Qu’est-ce qui différencie les instruments pour la qualité des bâtiments et la gestion des biens immobiliers ?
Tandis que le premier analyse les caractéristiques du bâtiment, la gestion concerne la gestion immobilière. Autrement dit : si un propriétaire souhaite vendre un bien immobilier et que l’acheteur demande une preuve de la qualité durable du bâtiment, un certificat de gestion ne lui sera guère utile, car il indique uniquement que les règles relatives à la gestion du bâtiment (concernant l’entretien, la réparation, le suivi, etc.) ont été correctement mises en œuvre. Cependant, le certificat ne dit rien sur la qualité effective du bâtiment – c’est ici qu’intervient l’évaluation des biens selon le SSREI.
Les normes peuvent-elles encore être classées dans d’autres catégories ?
Les normes pour la gestion comprennent le DGNB-GiB pour la gestion des bâtiments (E) et le GRESB pour l’orientation durable globale des entreprises, y compris les conditions de travail (S) et les principes de gouvernance d’entreprise (G) concernant la fraude, la corruption, les salaires des dirigeants, le financement des partis, etc.
Il existe plusieurs instruments pour l’évaluation de la qualité des bâtiments, mais les systèmes de certification, c’est-à-dire des normes accessibles au public avec un processus de vérification indépendant, ne comprennent que le BREEAM in-Use (partie I : bâtiment) et le SSREI. , le SSREI est également reconnu depuis 2022 comme certification des bâtiments existants, analyse de portefeuille et pour d’autres exigences thématiques croisées de GRESB (vous trouverez ici toutes les informations concernant la reconnaissance).
Si vous deviez choisir entre un instrument concernant la qualité des bâtiments ou la gestion, lequel préféreriez-vous ?
Les deux – bien qu’il ne soit pas nécessaire de certifier tous les bâtiments du côté de la gestion, car cela peut être très contraignant.
Laissez-moi faire la comparaison avec la finance et la comptabilité : selon le droit des obligations, les entreprises doivent d’une part disposer d’un système de contrôle interne (SCI), c’est-à-dire de processus et de procédures adaptés aux risques, y compris des mécanismes de contrôle, et d’autre part établir des états de résultats et des bilans selon des règles définies (IFRS ou Swiss GAAP FER).

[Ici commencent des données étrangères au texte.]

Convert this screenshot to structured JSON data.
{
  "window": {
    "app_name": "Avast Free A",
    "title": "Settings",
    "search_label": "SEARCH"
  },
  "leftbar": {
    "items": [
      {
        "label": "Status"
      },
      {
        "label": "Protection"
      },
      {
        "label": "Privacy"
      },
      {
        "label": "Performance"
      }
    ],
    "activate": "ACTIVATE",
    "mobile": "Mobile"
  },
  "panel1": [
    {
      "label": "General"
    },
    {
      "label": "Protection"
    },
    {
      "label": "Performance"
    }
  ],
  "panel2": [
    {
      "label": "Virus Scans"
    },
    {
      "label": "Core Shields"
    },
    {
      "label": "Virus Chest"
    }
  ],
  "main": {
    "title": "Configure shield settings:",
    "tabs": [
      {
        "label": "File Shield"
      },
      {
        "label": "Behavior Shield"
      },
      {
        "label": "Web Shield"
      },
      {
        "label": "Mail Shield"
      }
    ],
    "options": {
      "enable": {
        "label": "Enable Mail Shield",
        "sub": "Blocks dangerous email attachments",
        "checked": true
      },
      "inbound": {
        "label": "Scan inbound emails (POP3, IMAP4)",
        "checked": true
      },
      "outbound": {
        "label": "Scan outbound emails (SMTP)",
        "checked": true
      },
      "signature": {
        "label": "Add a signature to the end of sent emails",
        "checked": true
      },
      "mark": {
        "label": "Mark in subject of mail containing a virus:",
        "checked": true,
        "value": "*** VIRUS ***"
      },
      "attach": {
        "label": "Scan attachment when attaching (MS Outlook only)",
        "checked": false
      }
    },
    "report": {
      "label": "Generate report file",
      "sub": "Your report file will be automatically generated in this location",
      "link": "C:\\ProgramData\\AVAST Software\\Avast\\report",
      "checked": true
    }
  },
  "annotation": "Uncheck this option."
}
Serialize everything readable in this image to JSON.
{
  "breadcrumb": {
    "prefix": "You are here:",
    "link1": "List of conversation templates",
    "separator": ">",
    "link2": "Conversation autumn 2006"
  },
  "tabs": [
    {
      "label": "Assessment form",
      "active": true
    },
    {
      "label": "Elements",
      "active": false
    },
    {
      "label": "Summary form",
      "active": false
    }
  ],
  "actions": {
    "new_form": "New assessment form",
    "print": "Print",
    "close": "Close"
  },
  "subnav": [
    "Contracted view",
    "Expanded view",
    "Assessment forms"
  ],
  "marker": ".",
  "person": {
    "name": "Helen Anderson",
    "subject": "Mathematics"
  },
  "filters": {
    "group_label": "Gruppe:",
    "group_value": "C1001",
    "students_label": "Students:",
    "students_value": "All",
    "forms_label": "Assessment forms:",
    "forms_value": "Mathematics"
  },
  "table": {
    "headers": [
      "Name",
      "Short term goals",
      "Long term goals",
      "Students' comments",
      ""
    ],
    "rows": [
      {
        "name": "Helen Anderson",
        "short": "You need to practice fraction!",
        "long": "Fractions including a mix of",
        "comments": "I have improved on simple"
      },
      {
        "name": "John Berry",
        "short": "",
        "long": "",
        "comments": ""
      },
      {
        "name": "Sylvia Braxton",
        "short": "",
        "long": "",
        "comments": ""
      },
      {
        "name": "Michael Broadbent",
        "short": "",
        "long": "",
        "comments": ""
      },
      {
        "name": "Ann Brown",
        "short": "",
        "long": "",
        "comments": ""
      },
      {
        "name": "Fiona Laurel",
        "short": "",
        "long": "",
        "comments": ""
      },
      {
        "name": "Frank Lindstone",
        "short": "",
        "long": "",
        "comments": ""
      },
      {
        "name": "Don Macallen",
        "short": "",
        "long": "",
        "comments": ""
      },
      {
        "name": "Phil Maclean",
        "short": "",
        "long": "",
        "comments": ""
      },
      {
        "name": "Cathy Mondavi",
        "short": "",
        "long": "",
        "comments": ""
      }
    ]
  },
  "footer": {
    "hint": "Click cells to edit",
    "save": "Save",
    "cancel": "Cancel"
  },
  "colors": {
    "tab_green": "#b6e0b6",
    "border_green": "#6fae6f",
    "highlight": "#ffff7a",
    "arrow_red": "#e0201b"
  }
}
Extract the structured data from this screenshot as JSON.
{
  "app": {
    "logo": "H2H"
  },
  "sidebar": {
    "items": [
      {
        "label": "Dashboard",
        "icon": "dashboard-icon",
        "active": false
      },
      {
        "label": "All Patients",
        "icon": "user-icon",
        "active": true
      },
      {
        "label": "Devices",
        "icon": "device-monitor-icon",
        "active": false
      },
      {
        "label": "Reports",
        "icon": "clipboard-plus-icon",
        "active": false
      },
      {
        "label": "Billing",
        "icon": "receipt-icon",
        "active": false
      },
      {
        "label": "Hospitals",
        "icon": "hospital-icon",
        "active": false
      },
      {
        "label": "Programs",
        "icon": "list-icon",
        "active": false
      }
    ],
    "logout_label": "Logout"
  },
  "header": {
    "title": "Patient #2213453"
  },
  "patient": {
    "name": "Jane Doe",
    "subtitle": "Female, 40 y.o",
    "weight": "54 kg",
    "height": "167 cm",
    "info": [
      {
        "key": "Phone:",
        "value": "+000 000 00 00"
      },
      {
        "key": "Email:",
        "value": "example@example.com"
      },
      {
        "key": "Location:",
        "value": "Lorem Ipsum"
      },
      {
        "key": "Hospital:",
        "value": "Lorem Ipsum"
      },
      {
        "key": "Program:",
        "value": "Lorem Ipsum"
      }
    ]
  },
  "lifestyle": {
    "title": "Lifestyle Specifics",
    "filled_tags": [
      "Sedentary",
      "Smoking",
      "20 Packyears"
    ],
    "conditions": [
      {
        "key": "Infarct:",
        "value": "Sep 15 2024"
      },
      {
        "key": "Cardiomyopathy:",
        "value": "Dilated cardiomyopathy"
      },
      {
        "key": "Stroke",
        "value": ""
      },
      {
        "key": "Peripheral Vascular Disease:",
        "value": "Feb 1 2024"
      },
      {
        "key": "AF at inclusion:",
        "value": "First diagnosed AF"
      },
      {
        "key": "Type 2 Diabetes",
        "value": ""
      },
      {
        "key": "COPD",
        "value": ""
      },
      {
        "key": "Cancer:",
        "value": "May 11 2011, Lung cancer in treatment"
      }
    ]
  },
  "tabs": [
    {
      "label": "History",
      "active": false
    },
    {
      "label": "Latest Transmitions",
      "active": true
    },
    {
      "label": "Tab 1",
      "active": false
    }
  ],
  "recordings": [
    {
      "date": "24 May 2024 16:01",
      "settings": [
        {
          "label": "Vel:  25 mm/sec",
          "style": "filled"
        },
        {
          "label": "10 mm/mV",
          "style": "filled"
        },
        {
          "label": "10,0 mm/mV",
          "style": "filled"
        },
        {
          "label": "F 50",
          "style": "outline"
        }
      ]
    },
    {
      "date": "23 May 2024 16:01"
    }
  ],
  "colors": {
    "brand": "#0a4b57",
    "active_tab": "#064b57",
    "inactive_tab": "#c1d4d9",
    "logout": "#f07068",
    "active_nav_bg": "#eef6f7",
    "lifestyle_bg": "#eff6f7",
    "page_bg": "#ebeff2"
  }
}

Sans système, pas de résultats fiables ; sans résultats, pas de reporting. Le DGNB-GiB ou le GRESB représentent le SCI, tandis que le SSREI est en analogie avec le Swiss GAAP FER.
Les normes créent de l’ordre, de la transparence et de la comparabilité. Cela est-il vraiment souhaité par le marché ?
Il faut faire la distinction entre la transparence méthodologique et la transparence de contenu (performance).
On peut également faire un parallèle avec les finances : la transparence méthodologique, c’est-à-dire l’indication du standard selon lequel les indicateurs financiers ont été déterminés, est indispensable. En revanche, les rendements sont spécifiques à chaque secteur, et il faut pouvoir se maintenir au niveau de la branche. Une analyse différenciée est donc nécessaire.
Il en va de même pour l’immobilier, car les portefeuilles sont hétérogènes. Avec l’établissement croissant du SSREI comme norme pour les bâtiments existants, des comparaisons différenciées – qui sont tout à fait souhaitables – concernant par exemple le type d’utilisation, la région, l’âge, etc. seront également possibles, assurant ainsi la transparence de contenu souhaitée.